Artık Güvercinlik’ten ayrılma zamanıydı. Sivri Tepe’nin güneyinden Germiyan’a doğru yönelen yola girdik. Bir süre yolun başındaki kuyunun civarında oyalandık. Daha sonra dik bir yokuşu tırmanarak Sivri Tepe ile vedalaştık. Artık Germiyan köyünü görebilir bir noktadaydık. Sağımızda terk edilmiş taş ocakları ve yeni kurulmuş güneş kolektörlerinin bulunduğu bir alandan geçerek, bir süre sonra Germiyan köyünü eski Çeşme yoluna bağlayan asfalta eriştik.

 
Ardımızda Güvercinlik Rum köyü; beynimizde hatıralar...

Günün kapanışı, Germiyan Yalısı’nda bir eski dostun yazlık evinin bahçesinde, mangal başındaki güzel bir sohbet eşliğinde yenilen gecikmiş bir öğle yemeğiyle gerçekleşti. Yemek sonrası sahile doğru yapılan yürüyüş sırasında yemeğimizi paylaşan köpekler ve kediler, yegâne yol arkadaşlarımızdı. Akşama doğru kuzeydoğudan esmeye başlayan sert bir poyrazla Germiyan Yalısı’nda hafiften üşümüştük bile.
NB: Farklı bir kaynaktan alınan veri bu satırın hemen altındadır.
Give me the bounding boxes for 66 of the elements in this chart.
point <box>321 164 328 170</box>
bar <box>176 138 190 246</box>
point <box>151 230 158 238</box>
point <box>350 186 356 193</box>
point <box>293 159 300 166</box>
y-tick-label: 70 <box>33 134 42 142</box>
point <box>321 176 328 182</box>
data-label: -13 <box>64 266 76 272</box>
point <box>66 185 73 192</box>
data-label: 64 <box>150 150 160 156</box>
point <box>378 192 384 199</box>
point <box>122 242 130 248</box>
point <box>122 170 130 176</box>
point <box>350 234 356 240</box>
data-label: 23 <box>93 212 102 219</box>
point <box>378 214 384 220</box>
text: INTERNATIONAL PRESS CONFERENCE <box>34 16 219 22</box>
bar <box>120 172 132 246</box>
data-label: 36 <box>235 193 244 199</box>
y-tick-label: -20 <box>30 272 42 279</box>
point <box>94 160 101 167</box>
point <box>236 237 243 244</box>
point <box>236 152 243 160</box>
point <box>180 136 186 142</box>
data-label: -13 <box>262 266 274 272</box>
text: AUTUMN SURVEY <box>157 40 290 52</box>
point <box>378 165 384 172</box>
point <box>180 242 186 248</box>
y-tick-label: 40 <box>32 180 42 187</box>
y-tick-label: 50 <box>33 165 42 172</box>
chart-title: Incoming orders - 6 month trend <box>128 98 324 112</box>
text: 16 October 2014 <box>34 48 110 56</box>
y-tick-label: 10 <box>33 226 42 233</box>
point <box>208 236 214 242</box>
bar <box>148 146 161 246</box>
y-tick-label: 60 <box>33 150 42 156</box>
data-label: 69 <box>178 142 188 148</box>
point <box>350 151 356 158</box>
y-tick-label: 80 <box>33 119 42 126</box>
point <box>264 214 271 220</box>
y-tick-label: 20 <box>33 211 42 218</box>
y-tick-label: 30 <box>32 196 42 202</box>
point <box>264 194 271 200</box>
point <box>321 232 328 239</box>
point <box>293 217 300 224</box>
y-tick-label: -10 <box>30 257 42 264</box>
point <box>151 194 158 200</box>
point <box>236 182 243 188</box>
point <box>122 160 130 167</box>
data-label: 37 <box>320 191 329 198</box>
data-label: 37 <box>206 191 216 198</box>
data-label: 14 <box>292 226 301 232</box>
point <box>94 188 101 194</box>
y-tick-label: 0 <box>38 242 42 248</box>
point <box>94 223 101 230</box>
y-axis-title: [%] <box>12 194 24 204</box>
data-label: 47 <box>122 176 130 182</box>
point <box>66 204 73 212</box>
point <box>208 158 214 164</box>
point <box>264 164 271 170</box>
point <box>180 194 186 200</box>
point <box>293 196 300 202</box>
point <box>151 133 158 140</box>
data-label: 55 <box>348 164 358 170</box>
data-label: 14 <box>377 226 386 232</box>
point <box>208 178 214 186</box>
Artık İzmir’e dönme zamanıydı; yine anılar ve gözümüzden silinmeyen izlerle yüklü; Germiyan’dan ayrılarak, İzmir’e doğru yola çıktık.

Dipnotlar:
(1)     Herodotos, Tarih; Çeviren: Müntekim Öktem; Türkiye İş Bankası Kültür Yayınları; 3.Baskı, Mayıs 2006-İstanbul; 142.Bölüm, sayfa: 79
(2)    Dr. Himmet Akın, Aydınoğulları Tarihi hakkında Bir Araştırma; Ankara Üniversitesi Dil ve Tarih-Coğrafya Fakültesi Yayınları N0:60; Ankara Üniversitesi Basımevi-1968; sayfa: 14
(3)    Sebahattin Şimşir; Germiyan Köyü ve Mezar Kitabeleri; II. Uluslararası Çeşme Tarih ve Kültürü Sempozyumu; sayfa:73
(4)    Dr. Georgios Nakracas; Anadolu ve Rum Göçmenlerin Kökeni, Yunancadan çeviren: İbram Onsunoğlu, Belge Yayınları, 1.Baskı-Şubat 2003; sayfa:96-97
(5)    Dr. Georgios Nakracas’ın kitabında da kullandığı bilgiye göre; Yunan araştırmacı Anagnostopulu’ya göre; Reisdere’de 20.yy.ın başında 3000 civarı Rum yaşamaktaydı. (Bkz. dipnot-4)
(6)    Nohutalan Kilisesi hakkında bkz. https://dagakactim.blogspot.com/2017/11/birgi-nohutalan-yuruyusu.html
(7)     Fotoğraflar, belirtilenler dışında İ. Fidanoğlu tarafından çekilmiştir.